The town of LeRoy, which includes the village of LeRoy, is on the eastern edge of Genesee County, bordering Monroe and Livingston counties to the east. LeRoy is best known as “The birthplace of Jell-O,” and a museum devoted to the jiggly dessert is here. Oatka Creek flows northward through the town and was a source of water power for early mills and is now popular for trout fishing. A man-made dam and LeRoy Falls, a natural waterfall, are the centerpieces of LeRoy. The village has tree-lined streets and Victorian architecture and is just minutes away from the Genesee Country Village and Museum, a 19th century “living history museum.”

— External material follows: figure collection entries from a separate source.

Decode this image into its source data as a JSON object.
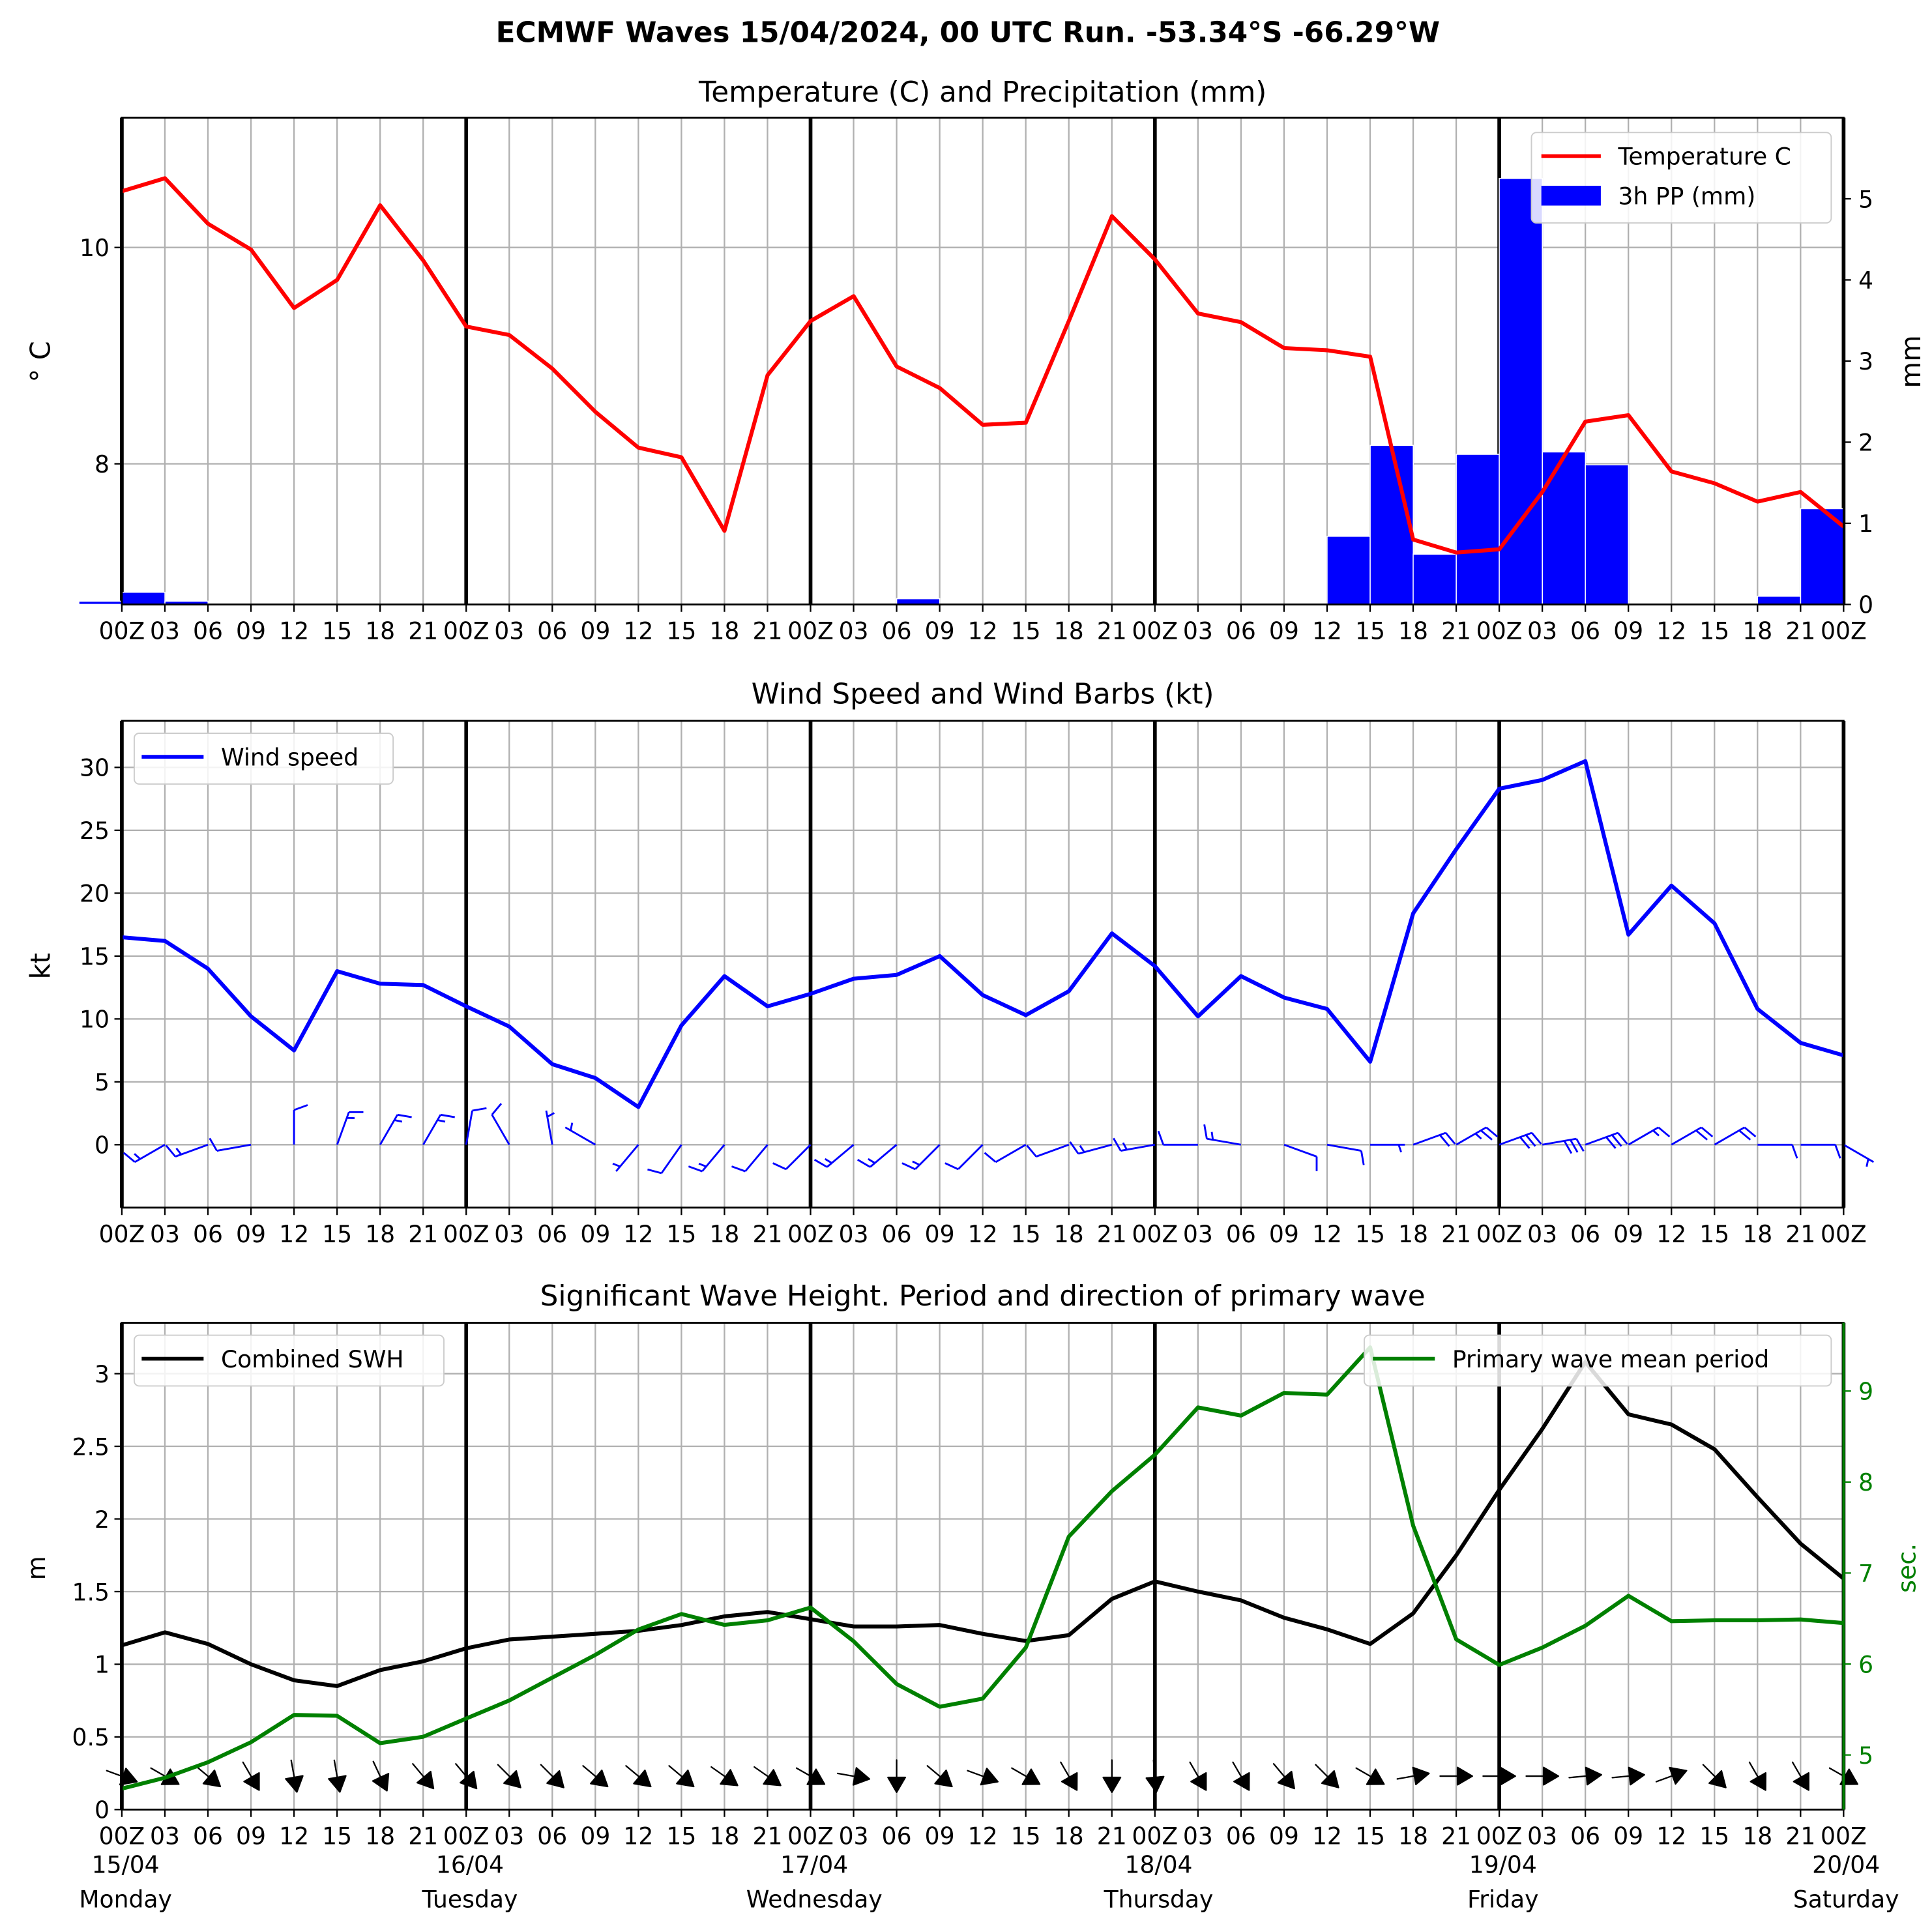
{
  "suptitle": "ECMWF Waves 15/04/2024, 00 UTC Run. -53.34°S -66.29°W",
  "tick_labels": [
    "00Z",
    "03",
    "06",
    "09",
    "12",
    "15",
    "18",
    "21",
    "00Z",
    "03",
    "06",
    "09",
    "12",
    "15",
    "18",
    "21",
    "00Z",
    "03",
    "06",
    "09",
    "12",
    "15",
    "18",
    "21",
    "00Z",
    "03",
    "06",
    "09",
    "12",
    "15",
    "18",
    "21",
    "00Z",
    "03",
    "06",
    "09",
    "12",
    "15",
    "18",
    "21",
    "00Z"
  ],
  "panel1": {
    "title": "Temperature (C) and Precipitation (mm)",
    "ylabel_left": "° C",
    "ylabel_right": "mm",
    "legend": {
      "temperature": "Temperature C",
      "precip": "3h PP (mm)"
    }
  },
  "panel2": {
    "title": "Wind Speed and Wind Barbs (kt)",
    "ylabel": "kt",
    "legend": {
      "wind": "Wind speed"
    }
  },
  "panel3": {
    "title": "Significant Wave Height. Period and direction of primary wave",
    "ylabel_left": "m",
    "ylabel_right": "sec.",
    "legend": {
      "swh": "Combined SWH",
      "period": "Primary wave mean period"
    }
  },
  "date_labels": [
    {
      "date": "15/04",
      "day": "Monday"
    },
    {
      "date": "16/04",
      "day": "Tuesday"
    },
    {
      "date": "17/04",
      "day": "Wednesday"
    },
    {
      "date": "18/04",
      "day": "Thursday"
    },
    {
      "date": "19/04",
      "day": "Friday"
    },
    {
      "date": "20/04",
      "day": "Saturday"
    }
  ],
  "colors": {
    "temperature": "#ff0000",
    "precip": "#0000ff",
    "wind": "#0000ff",
    "swh": "#000000",
    "period": "#008000",
    "grid": "#b0b0b0"
  },
  "chart_data": [
    {
      "type": "line",
      "title": "Temperature (C) and Precipitation (mm)",
      "x_unit": "hours from 15/04/2024 00Z (3-hourly)",
      "x_range": [
        0,
        120
      ],
      "ylabel": "° C",
      "ylim": [
        6.7,
        11.2
      ],
      "yticks": [
        8,
        10
      ],
      "y2label": "mm",
      "y2lim": [
        0,
        6.0
      ],
      "y2ticks": [
        0,
        1,
        2,
        3,
        4,
        5
      ],
      "grid": true,
      "legend_position": "top-right",
      "series": [
        {
          "name": "Temperature C",
          "type": "line",
          "axis": "left",
          "values": [
            10.52,
            10.64,
            10.22,
            9.98,
            9.44,
            9.7,
            10.39,
            9.88,
            9.27,
            9.19,
            8.88,
            8.48,
            8.15,
            8.06,
            7.38,
            8.82,
            9.32,
            9.55,
            8.9,
            8.7,
            8.36,
            8.38,
            9.32,
            10.29,
            9.89,
            9.39,
            9.31,
            9.07,
            9.05,
            8.99,
            7.3,
            7.18,
            7.21,
            7.74,
            8.39,
            8.45,
            7.93,
            7.82,
            7.65,
            7.74,
            7.42
          ]
        },
        {
          "name": "3h PP (mm)",
          "type": "bar",
          "axis": "right",
          "values": [
            0.04,
            0.15,
            0.04,
            0,
            0,
            0,
            0,
            0,
            0,
            0,
            0,
            0,
            0,
            0,
            0,
            0,
            0,
            0,
            0,
            0.07,
            0,
            0,
            0,
            0,
            0,
            0,
            0,
            0,
            0,
            0.84,
            1.96,
            0.62,
            1.85,
            5.25,
            1.88,
            1.72,
            0,
            0,
            0,
            0.1,
            1.18
          ]
        }
      ]
    },
    {
      "type": "line",
      "title": "Wind Speed and Wind Barbs (kt)",
      "x_unit": "hours from 15/04/2024 00Z (3-hourly)",
      "x_range": [
        0,
        120
      ],
      "ylabel": "kt",
      "ylim": [
        -5,
        33.7
      ],
      "yticks": [
        0,
        5,
        10,
        15,
        20,
        25,
        30
      ],
      "grid": true,
      "legend_position": "top-left",
      "series": [
        {
          "name": "Wind speed",
          "type": "line",
          "values": [
            16.5,
            16.2,
            14.0,
            10.2,
            7.5,
            13.8,
            12.8,
            12.7,
            11.0,
            9.4,
            6.4,
            5.3,
            3.0,
            9.5,
            13.4,
            11.0,
            12.0,
            13.2,
            13.5,
            15.0,
            11.9,
            10.3,
            12.2,
            16.8,
            14.2,
            10.2,
            13.4,
            11.7,
            10.8,
            6.6,
            18.4,
            23.5,
            28.3,
            29.0,
            30.5,
            16.7,
            20.6,
            17.6,
            10.8,
            8.1,
            7.1
          ]
        },
        {
          "name": "wind barbs",
          "type": "barbs",
          "direction_from_deg": [
            240,
            240,
            250,
            260,
            0,
            20,
            30,
            30,
            10,
            330,
            350,
            300,
            220,
            215,
            220,
            220,
            225,
            230,
            230,
            225,
            225,
            240,
            250,
            255,
            260,
            270,
            280,
            110,
            100,
            90,
            70,
            60,
            70,
            80,
            70,
            60,
            60,
            60,
            90,
            90,
            120
          ]
        }
      ]
    },
    {
      "type": "line",
      "title": "Significant Wave Height. Period and direction of primary wave",
      "x_unit": "hours from 15/04/2024 00Z (3-hourly)",
      "x_range": [
        0,
        120
      ],
      "ylabel": "m",
      "ylim": [
        0,
        3.35
      ],
      "yticks": [
        0.0,
        0.5,
        1.0,
        1.5,
        2.0,
        2.5,
        3.0
      ],
      "y2label": "sec.",
      "y2lim": [
        4.4,
        9.75
      ],
      "y2ticks": [
        5,
        6,
        7,
        8,
        9
      ],
      "grid": true,
      "legend_position": "top-left / top-right",
      "series": [
        {
          "name": "Combined SWH",
          "type": "line",
          "axis": "left",
          "values": [
            1.13,
            1.22,
            1.14,
            1.0,
            0.89,
            0.85,
            0.96,
            1.02,
            1.11,
            1.17,
            1.19,
            1.21,
            1.23,
            1.27,
            1.33,
            1.36,
            1.31,
            1.26,
            1.26,
            1.27,
            1.21,
            1.16,
            1.2,
            1.45,
            1.57,
            1.5,
            1.44,
            1.32,
            1.24,
            1.14,
            1.35,
            1.75,
            2.2,
            2.62,
            3.08,
            2.72,
            2.65,
            2.48,
            2.15,
            1.83,
            1.59
          ]
        },
        {
          "name": "Primary wave mean period",
          "type": "line",
          "axis": "right",
          "values": [
            4.63,
            4.75,
            4.92,
            5.14,
            5.44,
            5.43,
            5.13,
            5.2,
            5.4,
            5.6,
            5.85,
            6.1,
            6.38,
            6.55,
            6.43,
            6.48,
            6.62,
            6.25,
            5.78,
            5.53,
            5.62,
            6.18,
            7.4,
            7.9,
            8.3,
            8.82,
            8.73,
            8.98,
            8.96,
            9.48,
            7.52,
            6.27,
            5.99,
            6.18,
            6.42,
            6.75,
            6.47,
            6.48,
            6.48,
            6.49,
            6.45
          ]
        },
        {
          "name": "primary wave direction arrows",
          "type": "arrows",
          "direction_from_deg": [
            290,
            300,
            310,
            330,
            350,
            350,
            335,
            320,
            320,
            315,
            315,
            310,
            310,
            310,
            305,
            305,
            300,
            280,
            0,
            310,
            290,
            300,
            330,
            360,
            355,
            330,
            330,
            320,
            315,
            300,
            260,
            270,
            270,
            270,
            265,
            265,
            250,
            315,
            330,
            330,
            300
          ]
        }
      ]
    }
  ]
}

LeRoy’s Barn Quilt Trail includes more than 100 painted barn quilts that adorn barns, houses, sheds and garages in LeRoy. The bustling city of Batavia is only 10 miles west. The Thruway runs through the north part of LeRoy, where the western terminus of Interstate 490 is located. LeRoy also includes the hamlets of Fort Hill – the site of a prehistoric Indian village – in the northwest part of town, and Lime Rock, near the eastern town line.
The Jell-O Museum, operated by the LeRoy Historical Society, includes an exhibit dedicated to Bill Cosby’s influence over the years as well as old advertisements featuring entertainers like Lucille Ball and Jack Benny. The museum is housed in a former 19th century school building. The historical society also oversees the LeRoy House, which originally was a land office. Both buildings are listed on the National Register of Historic Places.